Update and Links

I’m still sick. Sunday marks one month. It’s absurd. The ravaging cough is much better but now my nose runs pretty much non-stop. I think it’s actually been two different illnesses back-to-back.

I did manage to go on short, slow bike rides in the moderate temperatures yesterday and today. They have stirred up the cough but after that dies down I am left with an hour or two of feeling a little bit better…the same as any day I am able to ride but more welcomed given how miserable I’ve been for almost a month.

I fell off the reading and meditation train when I got sick and I’m trying to get back into it. The books I’ve been reading are too dense for my distracted mind but I have tried to catch up on my endless Pocket backlog…


Facebook is still evil but now everyone knows it, most just don’t care…

Mark Zuckerberg Has Never Cared About Your Privacy, and He’s Not Going to Change

…from a numbers standpoint, Zuckerberg (and the board) likely don’t believe there should be a change at the company. While there are clearly some people who are using the platform less, most people apparently don’t care what happens on Facebook. Just look at the numbers to see how evident that is.

This Is How We Radicalized The World

Populist leaders and the legions of influencers riding their wave know they can create filter bubbles inside of platforms like Facebook or YouTube that promise a safer time, one that never existed in the first place, before the protests, the violence, the cascading crises, and endless news cycles. Donald Trump wants to Make American Great Again; Bolsonaro wants to bring back Brazil’s military dictatorship; Shinzo Abe wants to recapture Japan’s imperial past; Germany’s AFD performed the best with older East German voters longing for the days of authoritarianism. All of these leaders promise to close borders, to make things safe. Which will, of course, usually exacerbate the problems they’re promising to disappear.

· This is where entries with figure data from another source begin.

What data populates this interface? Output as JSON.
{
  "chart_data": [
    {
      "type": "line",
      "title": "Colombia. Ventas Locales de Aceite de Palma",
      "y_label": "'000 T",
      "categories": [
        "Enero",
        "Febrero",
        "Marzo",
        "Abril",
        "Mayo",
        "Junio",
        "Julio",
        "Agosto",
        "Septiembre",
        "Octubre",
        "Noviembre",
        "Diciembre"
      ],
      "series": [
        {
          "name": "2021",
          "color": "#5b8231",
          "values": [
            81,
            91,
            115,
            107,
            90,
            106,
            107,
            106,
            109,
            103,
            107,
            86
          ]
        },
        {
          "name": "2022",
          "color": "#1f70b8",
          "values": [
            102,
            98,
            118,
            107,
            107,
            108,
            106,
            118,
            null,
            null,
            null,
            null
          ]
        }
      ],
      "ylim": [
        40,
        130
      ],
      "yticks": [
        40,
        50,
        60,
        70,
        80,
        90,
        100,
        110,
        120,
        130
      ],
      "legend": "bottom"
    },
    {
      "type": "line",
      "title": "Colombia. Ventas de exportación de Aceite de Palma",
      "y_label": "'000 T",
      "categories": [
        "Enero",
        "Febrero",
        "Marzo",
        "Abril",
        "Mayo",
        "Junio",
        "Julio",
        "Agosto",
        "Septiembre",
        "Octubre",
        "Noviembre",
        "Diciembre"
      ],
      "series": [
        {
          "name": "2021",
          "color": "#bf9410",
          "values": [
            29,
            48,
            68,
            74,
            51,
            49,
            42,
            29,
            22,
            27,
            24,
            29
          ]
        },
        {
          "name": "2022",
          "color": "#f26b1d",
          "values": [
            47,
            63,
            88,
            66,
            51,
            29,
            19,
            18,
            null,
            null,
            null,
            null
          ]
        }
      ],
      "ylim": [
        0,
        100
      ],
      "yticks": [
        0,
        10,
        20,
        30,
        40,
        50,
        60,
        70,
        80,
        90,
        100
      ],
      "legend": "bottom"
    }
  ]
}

Delay, Deny and Deflect: How Facebook’s Leaders Fought Through Crisis

Sheryl Sandberg was seething.

…But it wasn’t the looming disaster at Facebook that angered Ms. Sandberg. It was the social network’s security chief, Alex Stamos, who had informed company board members the day before that Facebook had yet to contain the Russian infestation. Mr. Stamos’s briefing had prompted a humiliating boardroom interrogation of Ms. Sandberg, Facebook’s chief operating officer, and her billionaire boss. She appeared to regard the admission as a betrayal.


Everyone talks a good game about working smarter not harder…

Putting A Dent In The Universe

Like Obi Wan, Jesus, and Elvis, Steve Jobs has become even more powerful after his death. Now, instead of being a complicated and flawed human being, he is an icon of entrepreneurial drive. Managers are channeling Jobs, demanding impossible acts of will power from their employees. Meanwhile, investors worry about the epidemic of “founderitis,” a disease that causes start-up founders to believe too strongly in their own intuition and ignore input from others.

You don’t have a career. You have a life

Our working selves look away, tolerate injustice, further the interests of the mega-ruthless and undermine both common good and common decency to a degree that would make us ashamed were it not for a single concept. Professionalism.

Happiness studies show repeatedly that nothing exhilarates like working to further your genuinely held beliefs–and nothing demoralises like working to undermine them.

Do we really think things are so separate? How long, if we go on leaving our decency at home, before the world’s toxins come back to poison the home paddock?

We need to shift our focus from competencies to agency

When we think of intelligence, we usually think of extraordinary individuals. We imagine the thought processes of independent geniuses innovating in isolation. Nothing could be further away from the reality. Creativity is an interactive and social process for even the most gifted. Significant creative breakthroughs almost always represent years of sustained collaboration with others.

You’re Not Managing a Team of Software Engineers, You’re Managing a Team of Writers

Your job is to balance the mysterious business of creativity with the hard-edged requirements of business. If you love the mystery, then the surprises, the uncertainties, the impassioned arguments about apparently tiny details — all the passionate business of creating something new in the world — will take you deeper into the work, will align you with your group.

If you are afraid of the mystery, find its unpredictability difficult, then you will be constantly wrong-footed as you try, and continually fail, to have it completely under your thumb. Control will take only you so far — a smallish (maybe ten person) group, a few years of managing. To go further, you need to love the mystery.